March 16, 1970
A Fresh Voice for Scripture

New English Bible (Complete Edition, 1970)

On March 16, 1970, the complete New English Bible (NEB) was released simultaneously by Oxford University Press and Cambridge University Press. The publication united the Old Testament with the New Testament that had first appeared in 1961, offering English-speaking believers a single, accessible volume. In a decade marked by cultural upheaval and moral uncertainty, the NEB aimed to let Scripture be heard afresh—plain enough for ordinary readers, yet weighty enough for public worship and serious study.

Translation Work and Spiritual Resolve

The NEB was the fruit of decades of careful labor by a broad committee of British scholars and church leaders, working from the original Hebrew, Aramaic, and Greek rather than translating from earlier English versions. Figures such as C. H. Dodd helped guide the project, coordinating the demanding work of drafting, reviewing, and revising. Their quiet “heroism” was not dramatic but steadfast: long hours, painstaking debates over meaning, and a shared conviction that God’s people deserve a trustworthy rendering of His Word in the language they actually speak.

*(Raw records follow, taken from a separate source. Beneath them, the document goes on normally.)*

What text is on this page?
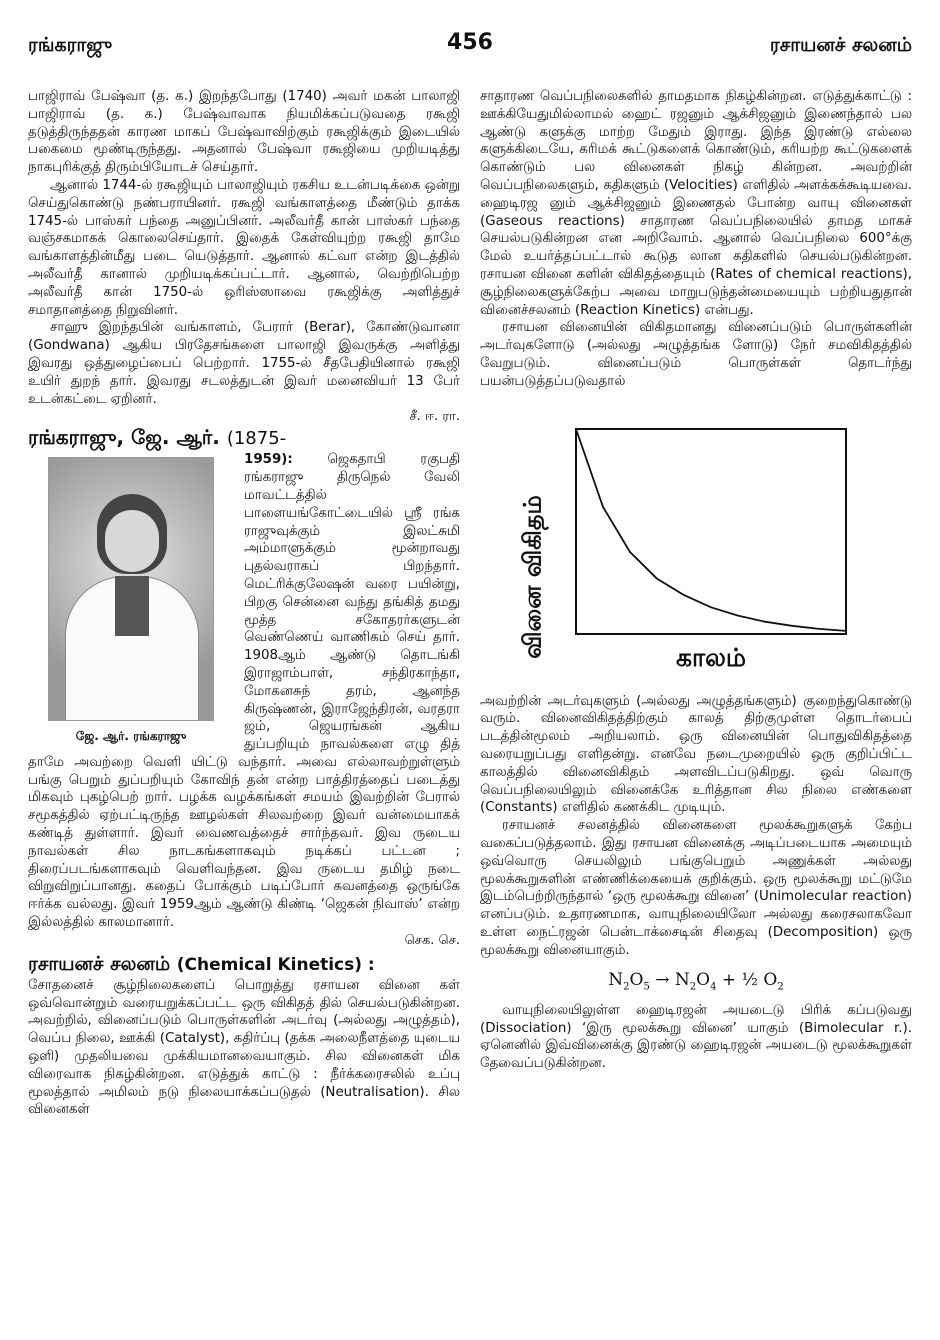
ரங்கராஜு	456	ரசாயனச் சலனம்

பாஜிராவ் பேஷ்வா (த. க.) இறந்தபோது (1740) அவர் மகன் பாலாஜி பாஜிராவ் (த. க.) பேஷ்வாவாக நியமிக்கப்படுவதை ரகூஜி தடுத்திருந்ததன் காரண மாகப் பேஷ்வாவிற்கும் ரகூஜிக்கும் இடையில் பகைமை மூண்டிருந்தது. அதனால் பேஷ்வா ரகூஜியை முறியடித்து நாகபுரிக்குத் திரும்பியோடச் செய்தார்.

ஆனால் 1744-ல் ரகூஜியும் பாலாஜியும் ரகசிய உடன்படிக்கை ஒன்று செய்துகொண்டு நண்பராயினர். ரகூஜி வங்காளத்தை மீண்டும் தாக்க 1745-ல் பாஸ்கர் பந்தை அனுப்பினர். அலீவர்தீ கான் பாஸ்கர் பந்தை வஞ்சகமாகக் கொலைசெய்தார். இதைக் கேள்வியுற்ற ரகூஜி தாமே வங்காளத்தின்மீது படை யெடுத்தார். ஆனால் கட்வா என்ற இடத்தில் அலீவர்தீ கானால் முறியடிக்கப்பட்டார். ஆனால், வெற்றிபெற்ற அலீவர்தீ கான் 1750-ல் ஒரிஸ்ஸாவை ரகூஜிக்கு அளித்துச் சமாதானத்தை நிறுவினர்.

சாஹு இறந்தபின் வங்காளம், பேரார் (Berar), கோண்டுவானா (Gondwana) ஆகிய பிரதேசங்களை பாலாஜி இவருக்கு அளித்து இவரது ஒத்துழைப்பைப் பெற்றார். 1755-ல் சீதபேதியினால் ரகூஜி உயிர் துறந் தார். இவரது சடலத்துடன் இவர் மனைவியர் 13 பேர் உடன்கட்டை ஏறினர்.

சீ. ஈ. ரா.
ரங்கராஜு, ஜே. ஆர். (1875-
ஜே. ஆர். ரங்கராஜு

1959):	ஜெகதாபி ரகுபதி ரங்கராஜு திருநெல் வேலி மாவட்டத்தில் பாளையங்கோட்டையில் ஸ்ரீ ரங்க ராஜுவுக்கும் இலட்சுமி அம்மாளுக்கும் மூன்றாவது புதல்வராகப் பிறந்தார். மெட்ரிக்குலேஷன் வரை பயின்று, பிறகு சென்னை வந்து தங்கித் தமது மூத்த சகோதரர்களுடன் வெண்ணெய் வாணிகம் செய் தார். 1908ஆம் ஆண்டு தொடங்கி இராஜாம்பாள், சந்திரகாந்தா, மோகனசுந் தரம், ஆனந்த கிருஷ்ணன், இராஜேந்திரன், வரதரா ஜம், ஜெயரங்கன் ஆகிய துப்பறியும் நாவல்களை எழு தித் தாமே அவற்றை வெளி யிட்டு வந்தார். அவை எல்லாவற்றுள்ளும் பங்கு பெறும் துப்பறியும் கோவிந் தன் என்ற பாத்திரத்தைப் படைத்து மிகவும் புகழ்பெற் றார். பழக்க வழக்கங்கள் சமயம் இவற்றின் பேரால் சமூகத்தில் ஏற்பட்டிருந்த ஊழல்கள் சிலவற்றை இவர் வன்மையாகக் கண்டித் துள்ளார். இவர் வைணவத்தைச் சார்ந்தவர். இவ ருடைய நாவல்கள் சில நாடகங்களாகவும் நடிக்கப் பட்டன ; திரைப்படங்களாகவும் வெளிவந்தன. இவ ருடைய தமிழ் நடை விறுவிறுப்பானது. கதைப் போக்கும் படிப்போர் கவனத்தை ஒருங்கே ஈர்க்க வல்லது. இவர் 1959ஆம் ஆண்டு கிண்டி ‘ஜெகன் நிவாஸ்’ என்ற இல்லத்தில் காலமானார்.

செக. செ.
ரசாயனச் சலனம் (Chemical Kinetics) :

சோதனைச் சூழ்நிலைகளைப் பொறுத்து ரசாயன வினை கள் ஒவ்வொன்றும் வரையறுக்கப்பட்ட ஒரு விகிதத் தில் செயல்படுகின்றன. அவற்றில், வினைப்படும் பொருள்களின் அடர்வு (அல்லது அழுத்தம்), வெப்ப நிலை, ஊக்கி (Catalyst), கதிர்ப்பு (தக்க அலைநீளத்தை யுடைய ஒளி) முதலியவை முக்கியமானவையாகும். சில வினைகள் மிக விரைவாக நிகழ்கின்றன. எடுத்துக் காட்டு : நீர்க்கரைசலில் உப்பு மூலத்தால் அமிலம் நடு நிலையாக்கப்படுதல் (Neutralisation). சில வினைகள்

சாதாரண வெப்பநிலைகளில் தாமதமாக நிகழ்கின்றன. எடுத்துக்காட்டு : ஊக்கியேதுமில்லாமல் ஹைட் ரஜனும் ஆக்சிஜனும் இணைந்தால் பல ஆண்டு களுக்கு மாற்ற மேதும் இராது. இந்த இரண்டு எல்லை களுக்கிடையே, கரிமக் கூட்டுகளைக் கொண்டும், கரியற்ற கூட்டுகளைக் கொண்டும் பல வினைகள் நிகழ் கின்றன. அவற்றின் வெப்பநிலைகளும், கதிகளும் (Velocities) எளிதில் அளக்கக்கூடியவை. ஹைடிரஜ னும் ஆக்சிஜனும் இணைதல் போன்ற வாயு வினைகள் (Gaseous reactions) சாதாரண வெப்பநிலையில் தாமத மாகச் செயல்படுகின்றன என அறிவோம். ஆனால் வெப்பநிலை 600°க்கு மேல் உயர்த்தப்பட்டால் கூடுத லான கதிகளில் செயல்படுகின்றன. ரசாயன வினை களின் விகிதத்தையும் (Rates of chemical reactions), சூழ்நிலைகளுக்கேற்ப அவை மாறுபடுந்தன்மையையும் பற்றியதுதான் வினைச்சலனம் (Reaction Kinetics) என்பது.

ரசாயன வினையின் விகிதமானது வினைப்படும் பொருள்களின் அடர்வுகளோடு (அல்லது அழுத்தங்க ளோடு) நேர் சமவிகிதத்தில் வேறுபடும். வினைப்படும் பொருள்கள் தொடர்ந்து பயன்படுத்தப்படுவதால்

வினை விகிதம்	காலம்

அவற்றின் அடர்வுகளும் (அல்லது அழுத்தங்களும்) குறைந்துகொண்டு வரும். வினைவிகிதத்திற்கும் காலத் திற்குமுள்ள தொடர்பைப் படத்தின்மூலம் அறியலாம். ஒரு வினையின் பொதுவிகிதத்தை வரையறுப்பது எளிதன்று. எனவே நடைமுறையில் ஒரு குறிப்பிட்ட காலத்தில் வினைவிகிதம் அளவிடப்படுகிறது. ஒவ் வொரு வெப்பநிலையிலும் வினைக்கே உரித்தான சில நிலை எண்களை (Constants) எளிதில் கணக்கிட முடியும்.

ரசாயனச் சலனத்தில் வினைகளை மூலக்கூறுகளுக் கேற்ப வகைப்படுத்தலாம். இது ரசாயன வினைக்கு அடிப்படையாக அமையும் ஒவ்வொரு செயலிலும் பங்குபெறும் அணுக்கள் அல்லது மூலக்கூறுகளின் எண்ணிக்கையைக் குறிக்கும். ஒரு மூலக்கூறு மட்டுமே இடம்பெற்றிருந்தால் ‘ஒரு மூலக்கூறு வினை’ (Unimolecular reaction) எனப்படும். உதாரணமாக, வாயுநிலையிலோ அல்லது கரைசலாகவோ உள்ள நைட்ரஜன் பென்டாக்சைடின் சிதைவு (Decomposition) ஒரு மூலக்கூறு வினையாகும்.

$N_2O_5 \to N_2O_4$ + ½ $O_2$

வாயுநிலையிலுள்ள ஹைடிரஜன் அயடைடு பிரிக் கப்படுவது (Dissociation) ‘இரு மூலக்கூறு வினை’ யாகும் (Bimolecular r.). ஏனெனில் இவ்வினைக்கு இரண்டு ஹைடிரஜன் அயடைடு மூலக்கூறுகள் தேவைப்படுகின்றன.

“All Scripture is God-breathed and is useful for instruction, for conviction, for correction, and for training in righteousness” (2 Timothy 3:16). That conviction shaped the NEB’s purpose: not novelty for its own sake, but clarity that serves obedience.

Reception and Enduring Value

The NEB was welcomed in many churches and homes as an aid to reading and proclamation, even as some preferred more traditional phrasing. Its contemporary English sought to remove unnecessary barriers to understanding, helping families, students, and new believers follow the storyline of creation, covenant, sin, promise, and fulfillment in Christ. The translation’s broader lesson remains timely: God’s Word must be received with humility, handled with reverence, and shared with courage.

“The grass withers and the flowers fall, but the word of our God stands forever” (Isaiah 40:8). The NEB’s 1970 publication stands as a reminder that while language changes, the Lord’s truth endures—and faithful translation and faithful reading both serve the church’s worship and witness.